Isn't it beautiful: Ironic grafitti points out the ironic state of things in Bombay Beach - this former resort town is half flooded and dissolving in the salty water.

Of late, Imperial Valley farmers have had less bountiful supplies of water as more and more water is diverted from the area to satisfy the growing demands of San Diego’s expanding population. Thus, less runoff flows into the sea. This would seem to be a blessing, as the runoff that has fed the lake is less than environmentally friendly. Instead, it brings us to the great, frustrating catch-22 of the Salton Sea: although it is caused by an environmental disaster, much greater environmental havoc would result from its destruction.

After years of dumping poison into the water, the remains if an evaporated sea would spell catastrophe to the region. The waters recede a little each year to reveal a fallout of salt, nitrates and pesticides that one day – if nature is allowed to run its course and evaporate the sea into the dry desert air unchecked– will rain down on the rest of the valley and its unnaturally sustained farms in a toxic dust storm.
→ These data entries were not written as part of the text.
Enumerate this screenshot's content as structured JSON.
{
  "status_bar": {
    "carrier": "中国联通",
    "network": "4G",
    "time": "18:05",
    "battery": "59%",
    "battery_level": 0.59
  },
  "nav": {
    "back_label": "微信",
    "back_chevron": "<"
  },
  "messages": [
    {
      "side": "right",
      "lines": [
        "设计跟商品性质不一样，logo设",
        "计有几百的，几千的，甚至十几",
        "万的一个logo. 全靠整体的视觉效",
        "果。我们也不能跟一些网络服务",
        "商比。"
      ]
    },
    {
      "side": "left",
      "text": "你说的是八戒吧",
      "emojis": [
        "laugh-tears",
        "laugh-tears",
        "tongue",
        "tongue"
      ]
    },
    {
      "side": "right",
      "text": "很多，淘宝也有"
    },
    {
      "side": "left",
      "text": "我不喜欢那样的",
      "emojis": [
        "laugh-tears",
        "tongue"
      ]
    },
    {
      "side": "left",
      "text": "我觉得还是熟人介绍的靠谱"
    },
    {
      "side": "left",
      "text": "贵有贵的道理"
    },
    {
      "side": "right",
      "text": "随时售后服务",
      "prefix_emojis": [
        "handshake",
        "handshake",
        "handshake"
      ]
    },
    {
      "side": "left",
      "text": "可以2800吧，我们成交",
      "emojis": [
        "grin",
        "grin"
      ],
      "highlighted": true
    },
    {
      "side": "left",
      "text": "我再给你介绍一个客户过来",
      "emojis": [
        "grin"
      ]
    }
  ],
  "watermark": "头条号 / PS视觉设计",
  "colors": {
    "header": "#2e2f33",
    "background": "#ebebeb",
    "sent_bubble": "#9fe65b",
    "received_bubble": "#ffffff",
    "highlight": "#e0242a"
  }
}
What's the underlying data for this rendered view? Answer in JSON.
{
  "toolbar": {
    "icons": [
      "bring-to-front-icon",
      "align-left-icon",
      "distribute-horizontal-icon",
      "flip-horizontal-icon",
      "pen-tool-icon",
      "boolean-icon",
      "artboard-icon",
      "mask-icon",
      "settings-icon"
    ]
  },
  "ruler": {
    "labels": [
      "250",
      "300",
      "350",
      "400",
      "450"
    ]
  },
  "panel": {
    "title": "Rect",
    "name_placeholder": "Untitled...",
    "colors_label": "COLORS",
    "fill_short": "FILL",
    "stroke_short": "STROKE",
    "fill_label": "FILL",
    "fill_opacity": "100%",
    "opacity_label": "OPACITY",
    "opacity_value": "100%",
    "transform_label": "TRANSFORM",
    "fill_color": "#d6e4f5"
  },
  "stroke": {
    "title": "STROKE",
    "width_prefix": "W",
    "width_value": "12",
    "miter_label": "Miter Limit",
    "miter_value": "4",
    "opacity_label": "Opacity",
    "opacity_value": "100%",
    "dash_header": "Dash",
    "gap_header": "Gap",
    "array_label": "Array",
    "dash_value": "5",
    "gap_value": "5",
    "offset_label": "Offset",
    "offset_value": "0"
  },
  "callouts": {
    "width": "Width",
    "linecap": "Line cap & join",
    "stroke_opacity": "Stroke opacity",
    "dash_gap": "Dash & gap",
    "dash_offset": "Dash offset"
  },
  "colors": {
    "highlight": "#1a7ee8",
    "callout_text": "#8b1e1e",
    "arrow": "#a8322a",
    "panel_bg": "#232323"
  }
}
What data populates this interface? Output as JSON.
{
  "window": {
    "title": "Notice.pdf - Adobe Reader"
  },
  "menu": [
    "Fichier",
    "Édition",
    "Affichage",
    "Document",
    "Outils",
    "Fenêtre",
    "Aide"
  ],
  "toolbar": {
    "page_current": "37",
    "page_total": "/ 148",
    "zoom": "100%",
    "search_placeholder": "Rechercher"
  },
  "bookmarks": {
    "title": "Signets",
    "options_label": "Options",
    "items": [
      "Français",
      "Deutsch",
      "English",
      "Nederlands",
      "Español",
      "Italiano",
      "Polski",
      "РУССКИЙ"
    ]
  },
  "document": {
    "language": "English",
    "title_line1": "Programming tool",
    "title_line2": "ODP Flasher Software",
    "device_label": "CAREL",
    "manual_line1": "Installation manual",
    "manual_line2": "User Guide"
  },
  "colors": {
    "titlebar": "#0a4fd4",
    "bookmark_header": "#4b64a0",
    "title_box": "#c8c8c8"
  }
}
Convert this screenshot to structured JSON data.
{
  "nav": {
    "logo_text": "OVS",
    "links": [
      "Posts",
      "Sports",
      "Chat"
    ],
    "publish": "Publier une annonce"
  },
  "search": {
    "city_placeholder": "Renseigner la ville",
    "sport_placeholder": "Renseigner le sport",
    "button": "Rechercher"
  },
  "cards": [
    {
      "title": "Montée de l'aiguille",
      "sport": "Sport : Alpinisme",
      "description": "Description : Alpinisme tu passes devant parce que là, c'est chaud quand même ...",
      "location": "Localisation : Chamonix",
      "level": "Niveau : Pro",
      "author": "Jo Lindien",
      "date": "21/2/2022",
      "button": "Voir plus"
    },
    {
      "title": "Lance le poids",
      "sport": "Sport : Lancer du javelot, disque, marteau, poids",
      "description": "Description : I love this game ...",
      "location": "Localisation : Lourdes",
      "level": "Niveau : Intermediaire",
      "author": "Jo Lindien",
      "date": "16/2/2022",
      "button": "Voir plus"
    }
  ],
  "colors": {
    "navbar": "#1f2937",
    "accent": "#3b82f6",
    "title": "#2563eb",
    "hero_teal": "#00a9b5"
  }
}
Plans have been proposed over many years to rescue the Salton Sea, but they all require an investment of money and water that the state – and the environment – simply cannot afford. It seems it will merely go the way of that first compound of abandoned houses, and there’s something refreshing about that conclusion, a moral to the story that we will hopefully, finally, learn from. Nature has a way of putting things back in their proper places. Just wait and it’ll come around. The people in the region, however, may not fare so well.

Left: The North Shore Yacht Club, built in 1958 by architect Albert Frey, was once a masterpiece of midcentury modern design.
Above: The Salton Sea is about 35 miles long and 15 miles wide.
Below: The Yacht Club sits abandoned on prime, seaside real estate.

Above: Salt creeps up the foundations of a ruined house in Bombay Beach.
Right: Interior of the North Shore Yacht Club with remains of stair well and skylight.